The uneven floors in the bathroom. The big puddle of water that greeted people in the cafeteria serving area. The sorry shape of some classrooms. And the dingy lighting throughout the buildings. All of these — issue at School 11 showcased three weeks ago to argue the building was unfit for students – have been addressed at the soon-to-be home of the Great Falls Academy.
Acting superintendent Eileen Shafer led a tour of the building on Tuesday afternoon to highlight the changes that have been made in the building. Her staff showed off the new tiles and fresh paint in the classrooms. Some of the classrooms and the hallway areas had not been painted in decades, said Steve Morlino, director of facilities at the Paterson Public Schools.
“It’s a complete transformation,” said school board member Emanuel Capers after the tour. He led the tour three weeks earlier pointing out the problems in the building. He was happy to see the sliding door in the cafeteria had been replaced and the rusted pipes no longer visible in the eating area.
“I’m satisfied with it. This school is now high school ready,” said Capers. The renovation work at the building so far has cost approximately $150,000, said Morlino.

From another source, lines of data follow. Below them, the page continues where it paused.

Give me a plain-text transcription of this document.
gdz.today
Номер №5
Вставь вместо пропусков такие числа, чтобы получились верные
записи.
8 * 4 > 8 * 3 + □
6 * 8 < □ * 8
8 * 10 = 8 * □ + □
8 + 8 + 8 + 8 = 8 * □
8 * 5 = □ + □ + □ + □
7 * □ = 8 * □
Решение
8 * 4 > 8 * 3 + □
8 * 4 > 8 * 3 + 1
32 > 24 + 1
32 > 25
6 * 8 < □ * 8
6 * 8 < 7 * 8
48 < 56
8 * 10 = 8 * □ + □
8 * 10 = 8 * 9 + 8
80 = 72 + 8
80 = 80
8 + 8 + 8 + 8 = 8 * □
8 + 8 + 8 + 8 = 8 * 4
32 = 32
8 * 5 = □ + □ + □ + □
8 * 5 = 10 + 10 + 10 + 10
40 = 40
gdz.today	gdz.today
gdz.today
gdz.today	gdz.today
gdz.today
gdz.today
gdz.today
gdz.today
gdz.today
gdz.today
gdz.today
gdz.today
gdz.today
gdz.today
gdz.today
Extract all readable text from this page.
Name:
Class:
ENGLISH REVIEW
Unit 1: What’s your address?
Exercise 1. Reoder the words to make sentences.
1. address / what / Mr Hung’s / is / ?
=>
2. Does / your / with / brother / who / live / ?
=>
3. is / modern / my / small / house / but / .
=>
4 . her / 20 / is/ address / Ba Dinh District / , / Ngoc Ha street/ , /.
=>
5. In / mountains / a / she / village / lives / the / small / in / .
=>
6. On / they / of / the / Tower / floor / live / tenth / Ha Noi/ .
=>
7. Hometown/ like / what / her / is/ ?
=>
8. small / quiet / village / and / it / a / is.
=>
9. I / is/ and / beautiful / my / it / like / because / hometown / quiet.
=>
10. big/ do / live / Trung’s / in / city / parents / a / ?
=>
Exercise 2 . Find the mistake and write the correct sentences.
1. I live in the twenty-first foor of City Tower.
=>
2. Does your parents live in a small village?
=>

There is still work that remains to be done at the school building. Morlino said air conditioners have been installed at the different rooms. However, when the group visited room 208, worst in the building, it was unusually warm and muggy.
Morlino is waiting on three more air conditioning units, he said. Other issues discussed in last month’s walkthrough was security in the area.
The school building is in a high crime area and surrounded by different street gangs. Former mayor Jeffery Jones and councilman Luis Velez grilled the district’s staff on their security plan for the building’s outside.
John Setteducato, a math teacher at the Great Falls Academy, expressed concern about security. “I want to go home to my wife and daughter and not have to worry about this,” he said.
On the inside, the district has re-keyed doors to monitor and control access. It will also have a police officer on site throughout the day. On the outside, there will be a police officer and a security officer at the entrance to the building every morning.
There will also be metal detectors and security cameras inside and outside the building. The cameras will be installed in three weeks, according to James Smith, head of security at the district.
“My concern was the outside,” said Velez on Tuesday. He worries there will be more traffic congestion on Market Street and a flood of students from the many schools in the area will cause mischief.
Former police lieutenant Ronald Humphrey said district officials have visited the businesses on Market Street and have provided them contact information to call school security if students from the alternative high school engage in mischief.
“Have we established safe corridors with the police department, sheriff department?” asked Jones. The “condition” on Park Avenue and Market Street required even football players to have security, he said.
There is no safe corridor yet, said district officials. Students will have to walk through “the belly of the beast” or rival gang controlled areas to get to the building, said Jones. Shafer said students will be provided bus tickets to avoid walking to school.
Zatiti Moody, principal of the Great Falls Academy, said the school will also have different start and dismissal times for students.
Much of the concerns emerged when the district decided to relocate the Great Falls Academy from its Prospect Park home to School 11 site. The school has about 50 students.
Velez and Jones were not happy with the security plans. Both doubted whether a safe corridor would be established for Market Street.
“I’m going to have a safe corridor come hell or high water,” said Shafer towards the end of the tour. She is holding a meeting on Wednesday to ensure a safe corridor is established. It’s not clear what the safe corridors entails.
“I saw the security plan. I was satisfied with it. Everybody’s going to do the best they can. There has to be more talks with the Paterson police and sheriff’s departments,” said Capers.